Until better coronavirus precautions are taken, locker room media bans are just a publicity stunt

The SAP Center, home of the San Jose Sharks, could host games with no fans over the next three weeks. (Stan Szeto-USA TODAY Sports)
The SAP Center, home of the San Jose Sharks, could host games with no fans over the next three weeks. (Stan Szeto-USA TODAY Sports)

The four major North American sports leagues that are currently in progress — the NHL, NBA, MLB, and MLS — are cutting off pre and postgame locker room access to the faction of beat reporters and sportswriters due to the panic caused by the coronavirus epidemic. 

In a joint statement, the leagues cited that this conclusion was made because of “the issues that can be associated with close contact,” between reporters and players in the locker room. 

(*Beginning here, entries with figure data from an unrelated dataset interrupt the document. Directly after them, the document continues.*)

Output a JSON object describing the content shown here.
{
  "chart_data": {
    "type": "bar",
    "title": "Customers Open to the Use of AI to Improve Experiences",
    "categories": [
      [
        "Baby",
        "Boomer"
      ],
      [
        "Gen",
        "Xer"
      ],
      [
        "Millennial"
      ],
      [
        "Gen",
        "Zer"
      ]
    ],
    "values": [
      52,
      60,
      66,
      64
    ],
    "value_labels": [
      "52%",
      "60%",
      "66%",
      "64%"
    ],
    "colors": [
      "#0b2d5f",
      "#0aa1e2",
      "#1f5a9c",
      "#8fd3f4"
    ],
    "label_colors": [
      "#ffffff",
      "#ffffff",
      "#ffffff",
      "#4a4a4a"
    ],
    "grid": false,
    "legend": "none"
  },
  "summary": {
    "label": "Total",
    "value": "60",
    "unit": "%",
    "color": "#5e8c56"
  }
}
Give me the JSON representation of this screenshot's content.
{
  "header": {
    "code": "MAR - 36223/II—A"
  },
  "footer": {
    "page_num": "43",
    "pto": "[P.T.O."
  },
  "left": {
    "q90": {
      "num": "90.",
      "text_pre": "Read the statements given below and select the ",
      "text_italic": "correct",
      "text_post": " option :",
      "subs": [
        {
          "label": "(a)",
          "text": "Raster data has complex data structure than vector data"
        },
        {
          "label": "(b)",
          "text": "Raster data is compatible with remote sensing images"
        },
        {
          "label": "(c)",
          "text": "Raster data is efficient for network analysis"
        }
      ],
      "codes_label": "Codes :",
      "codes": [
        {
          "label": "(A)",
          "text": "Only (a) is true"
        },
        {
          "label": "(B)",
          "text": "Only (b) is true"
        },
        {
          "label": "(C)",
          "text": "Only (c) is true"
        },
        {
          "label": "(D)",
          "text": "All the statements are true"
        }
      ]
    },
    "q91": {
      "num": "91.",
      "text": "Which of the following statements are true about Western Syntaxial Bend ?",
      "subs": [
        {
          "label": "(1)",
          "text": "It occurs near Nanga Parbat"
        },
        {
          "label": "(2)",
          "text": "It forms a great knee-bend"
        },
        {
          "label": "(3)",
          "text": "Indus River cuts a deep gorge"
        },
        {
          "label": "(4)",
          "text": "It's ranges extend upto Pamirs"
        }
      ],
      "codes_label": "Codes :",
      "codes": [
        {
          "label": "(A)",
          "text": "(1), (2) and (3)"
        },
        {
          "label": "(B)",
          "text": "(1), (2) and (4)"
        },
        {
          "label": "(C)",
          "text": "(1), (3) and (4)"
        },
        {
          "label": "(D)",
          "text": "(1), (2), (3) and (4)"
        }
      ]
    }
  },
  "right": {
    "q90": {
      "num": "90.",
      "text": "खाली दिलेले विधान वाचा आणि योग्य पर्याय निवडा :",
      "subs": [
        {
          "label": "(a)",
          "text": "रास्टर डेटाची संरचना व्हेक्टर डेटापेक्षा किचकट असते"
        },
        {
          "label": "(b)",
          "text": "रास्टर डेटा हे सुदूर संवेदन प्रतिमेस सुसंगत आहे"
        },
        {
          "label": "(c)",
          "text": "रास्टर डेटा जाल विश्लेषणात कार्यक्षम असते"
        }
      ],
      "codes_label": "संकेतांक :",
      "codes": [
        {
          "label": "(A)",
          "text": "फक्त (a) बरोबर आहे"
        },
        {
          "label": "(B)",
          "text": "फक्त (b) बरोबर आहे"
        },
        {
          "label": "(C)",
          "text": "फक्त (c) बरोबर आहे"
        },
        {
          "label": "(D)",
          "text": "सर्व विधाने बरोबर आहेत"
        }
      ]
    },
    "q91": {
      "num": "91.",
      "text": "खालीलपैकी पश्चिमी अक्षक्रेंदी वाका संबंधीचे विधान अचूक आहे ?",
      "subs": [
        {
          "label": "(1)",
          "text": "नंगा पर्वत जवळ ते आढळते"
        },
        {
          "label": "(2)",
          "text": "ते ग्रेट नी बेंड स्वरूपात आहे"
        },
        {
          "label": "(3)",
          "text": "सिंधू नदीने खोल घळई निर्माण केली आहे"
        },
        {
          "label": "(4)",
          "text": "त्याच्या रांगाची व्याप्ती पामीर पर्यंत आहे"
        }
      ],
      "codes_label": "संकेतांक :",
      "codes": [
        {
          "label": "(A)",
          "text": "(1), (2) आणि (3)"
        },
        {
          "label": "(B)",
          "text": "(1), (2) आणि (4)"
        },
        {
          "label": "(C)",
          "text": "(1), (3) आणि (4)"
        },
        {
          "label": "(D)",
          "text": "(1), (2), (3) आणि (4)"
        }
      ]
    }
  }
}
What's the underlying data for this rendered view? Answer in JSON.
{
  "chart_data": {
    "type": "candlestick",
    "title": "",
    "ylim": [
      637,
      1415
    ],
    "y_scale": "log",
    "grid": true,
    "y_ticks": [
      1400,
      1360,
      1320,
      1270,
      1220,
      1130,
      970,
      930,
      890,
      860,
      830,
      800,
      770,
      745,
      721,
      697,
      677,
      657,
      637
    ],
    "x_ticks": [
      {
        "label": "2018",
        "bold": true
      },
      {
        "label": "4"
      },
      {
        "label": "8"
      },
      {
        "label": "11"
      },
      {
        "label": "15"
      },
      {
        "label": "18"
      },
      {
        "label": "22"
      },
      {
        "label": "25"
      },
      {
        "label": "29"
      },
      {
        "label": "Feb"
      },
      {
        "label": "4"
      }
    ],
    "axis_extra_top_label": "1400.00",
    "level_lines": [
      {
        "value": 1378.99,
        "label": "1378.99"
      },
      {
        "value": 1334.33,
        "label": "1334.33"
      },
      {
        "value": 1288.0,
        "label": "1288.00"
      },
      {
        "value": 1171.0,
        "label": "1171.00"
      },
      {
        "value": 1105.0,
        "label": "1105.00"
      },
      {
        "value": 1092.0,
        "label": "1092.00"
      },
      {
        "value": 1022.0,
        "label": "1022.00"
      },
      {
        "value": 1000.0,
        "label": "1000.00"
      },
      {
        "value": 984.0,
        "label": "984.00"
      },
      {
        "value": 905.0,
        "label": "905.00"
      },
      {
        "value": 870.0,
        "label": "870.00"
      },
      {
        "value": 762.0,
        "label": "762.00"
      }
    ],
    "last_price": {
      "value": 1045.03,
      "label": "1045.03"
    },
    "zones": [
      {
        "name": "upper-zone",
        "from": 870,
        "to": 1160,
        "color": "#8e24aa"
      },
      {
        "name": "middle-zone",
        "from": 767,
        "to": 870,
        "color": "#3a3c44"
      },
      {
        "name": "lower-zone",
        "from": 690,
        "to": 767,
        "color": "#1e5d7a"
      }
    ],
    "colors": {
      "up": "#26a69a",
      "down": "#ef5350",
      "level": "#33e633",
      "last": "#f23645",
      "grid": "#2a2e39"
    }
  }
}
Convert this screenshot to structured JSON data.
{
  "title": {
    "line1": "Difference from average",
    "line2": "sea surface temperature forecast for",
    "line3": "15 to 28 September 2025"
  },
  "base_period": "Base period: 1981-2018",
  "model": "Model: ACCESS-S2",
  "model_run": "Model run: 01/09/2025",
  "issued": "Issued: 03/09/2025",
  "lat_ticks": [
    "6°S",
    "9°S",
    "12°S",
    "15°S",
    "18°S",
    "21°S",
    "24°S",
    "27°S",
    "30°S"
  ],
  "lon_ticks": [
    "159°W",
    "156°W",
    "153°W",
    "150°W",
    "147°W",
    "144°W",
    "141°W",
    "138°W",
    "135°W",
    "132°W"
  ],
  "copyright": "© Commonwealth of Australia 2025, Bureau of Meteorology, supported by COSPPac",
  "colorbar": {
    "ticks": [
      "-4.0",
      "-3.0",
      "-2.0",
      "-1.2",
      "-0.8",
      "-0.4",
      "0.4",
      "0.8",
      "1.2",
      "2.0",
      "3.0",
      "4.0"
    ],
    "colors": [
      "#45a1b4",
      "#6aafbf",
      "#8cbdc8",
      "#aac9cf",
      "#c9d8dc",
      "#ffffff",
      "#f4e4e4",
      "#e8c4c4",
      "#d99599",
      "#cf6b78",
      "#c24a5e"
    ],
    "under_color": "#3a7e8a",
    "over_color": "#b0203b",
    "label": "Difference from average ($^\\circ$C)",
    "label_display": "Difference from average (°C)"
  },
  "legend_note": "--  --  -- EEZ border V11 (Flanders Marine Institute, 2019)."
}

Those media scrums can be awfully tight when crowding around a star player’s locker. I’ve had my personal bubble invaded far too often during those instances, so it’s somewhat understandable why such a decision was made. 

At the end of the day, the players need to be protected and 10-to-15 media members swelling around Pete Alonso’s locker for a soundbite doesn’t help the odds of someone catching something. Trust me, I’ve run into a fair share of mouthbreathers and middle-aged men who don’t know how to shield their faces while coughing up a storm during media availability sessions. 

For now, players will be made available in a press-conference setting to the media, which ultimately hurts the dynamic reporting from insiders and beat writers across the country. Some of the best stories I’ve ever written or read have come from one-on-one, candid moments with some of the game’s biggest names. 

Let’s not forget that germs can travel in such a setting, too.

This isn’t making things about the writers, either, this is making it about the access that sports journalists can bring to their readers daily. 

Ultimately, this ruling is nothing more than a publicity stunt considering the lack of precautions taken by the NHL, MLB, NBA, and MLS in almost every other facet of the gameday experience. 

Fans are still filling the arena every night and hundreds of them are up close and personal with the players. So is arena security, team personnel, along with scorers and officials, just to name a few.

Contrary to popular belief, media members are human just like those folks, who are just as likely to spread illness to the next person. 

To quote USA Today’s Nancy Armour in a brilliant column she published late Monday night, “It’s the equivalent of giving a couple of Tylenol to someone who is bleeding from the head.”

Last week, public health officials encouraged the San Jose Sharks to cancel their game against the Minnesota Wild after coronavirus hit Santa Clara. 

They didn’t and kept the doors open for 14,517 fans to show up. 

On Monday, Santa Clara County health officials announced a ban on all events that would draw crowds of over 1,000 people for the next three weeks. 

That could mean the Sharks will play three home games in an empty arena.

If these major sports leagues were actually concerned with the well-being of their members, they would play all their games in empty arenas. 

The idea of cramming in tens of thousands of fans on top of each other in direct proximity of these players during a pandemic that has affected over 100,000 people, killed around 3,500, and still has no vaccine is the definition of foolish. 

That should say everything you need to know about the business of sports, though: Keep out the journalists who get in for free with proper credentials, who dig for stories as the watchdog of fanatics everywhere, but let the general public keep spending their money to create a sea of germs inside these venues.